Анжольрас не знал, как на это реагировать. Эти странные люди оставляли тома книг под витриной, словно это место – мемориал жертв. Он вздрогнул, когда Грантер рывком пошел вперед.
- И что, по-вашему, вы здесь делаете? – крикнул он хипстерам и прочим представителям современных субкультур. Те с неодобрением посмотрели на него.
- Много вы знаете, - грубо кинул ему один мальчишка. – На этом самом месте находился удивительный книжный магазин. Он вдохновлял, в нём оживала поэзия, которую люди боялись и не решались читать даже своим близким. Здесь была Книжная Лавка, у которой нет названия.
- Её закрыла наша полиция, - добавила девушка с крашеными светло-розовыми волосами. – Они сломали самых ярых революционеров…
- Хозяева этого места, да они трахнули общество! Не платить налоги два года и при этом жить чуть ли не в нищете. И заниматься благотворительностью. Сраные Робины Гуды, я и не знал, что такое существует в наше время, чувак, - сказал парень с туннелями в ушах с широкой улыбкой.
Грантер опустил глаза на ступеньки, где он любил сидеть с чашкой чая, сигаретой и книгой. Там лежал потрепанный том избранных сочинений Оскара Уайльда. Точно такой же, как когда-то принес в Лавку Анжольрас.

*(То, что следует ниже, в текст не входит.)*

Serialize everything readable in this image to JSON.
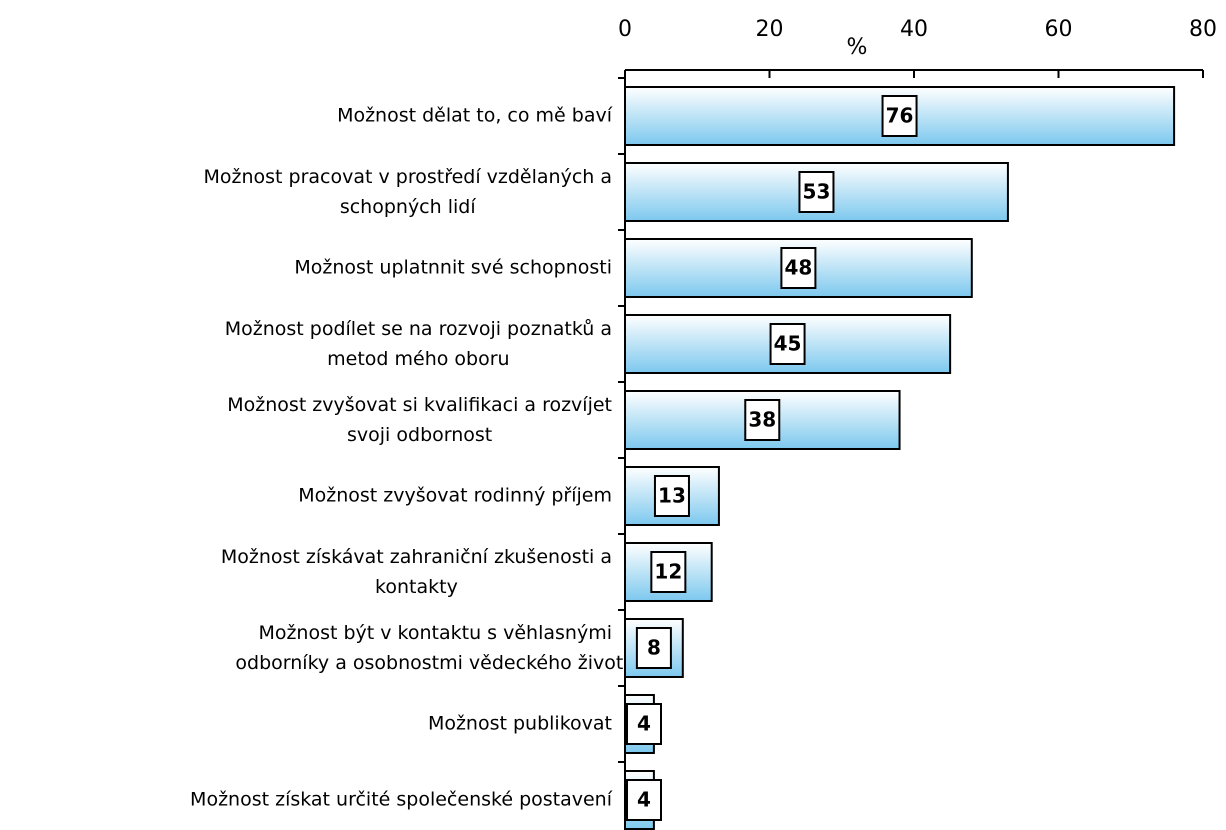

- Чушь это все, - хрипло отозвался он, быстро нацепив на нос очки. – Если бы встретили реальных хозяев этого магазина, поняли бы, какие паршивые они люди.
- Проваливай отсюда, мужик, хрень несешь полную, - поморщился другой парень, который стоял рядом с тем, кто говорил о Робине Гуде. – Раз не знаешь правды, так чего лезешь?

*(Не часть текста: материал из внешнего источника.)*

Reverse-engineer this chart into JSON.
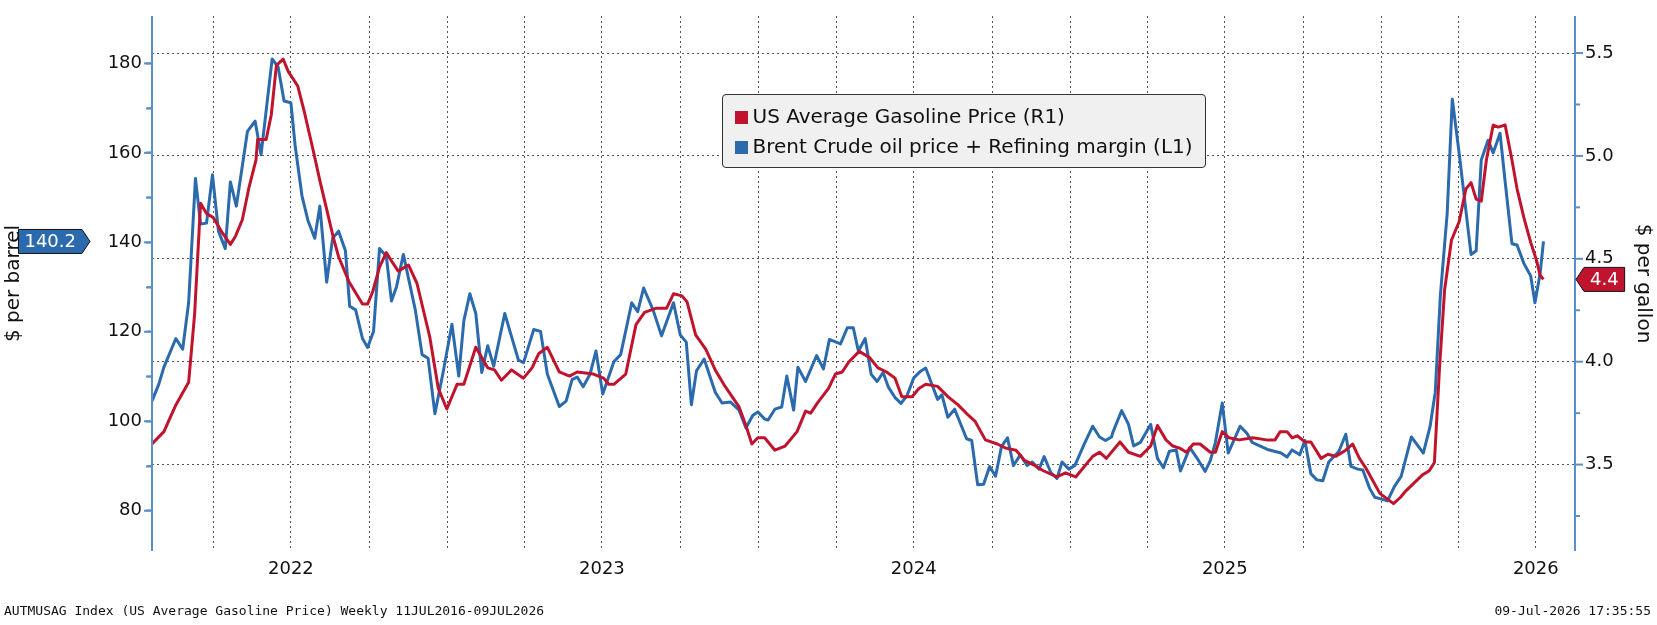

- А вы знаете? – усмехнулся Грантер. – На вашем месте я отнес бы цветы туда, где действительно были герои. Которые пали, сражаясь за свободу, равенство и братство.
- И куда это? О чём вы толкуете?
- О героях улицы Сен-Дени. Восстание 1832 года, - вместо Грантера ответил Анжольрас. Он аккуратно переплел их пальцы.
- Пойдём, - кивнул Грантер.
У него на плечах был рюкзак, а в рюкзаке много цветов. От их терпкого запаха опьянеет весь Париж.
От поцелуев Анжольраса Грантер всегда пьян.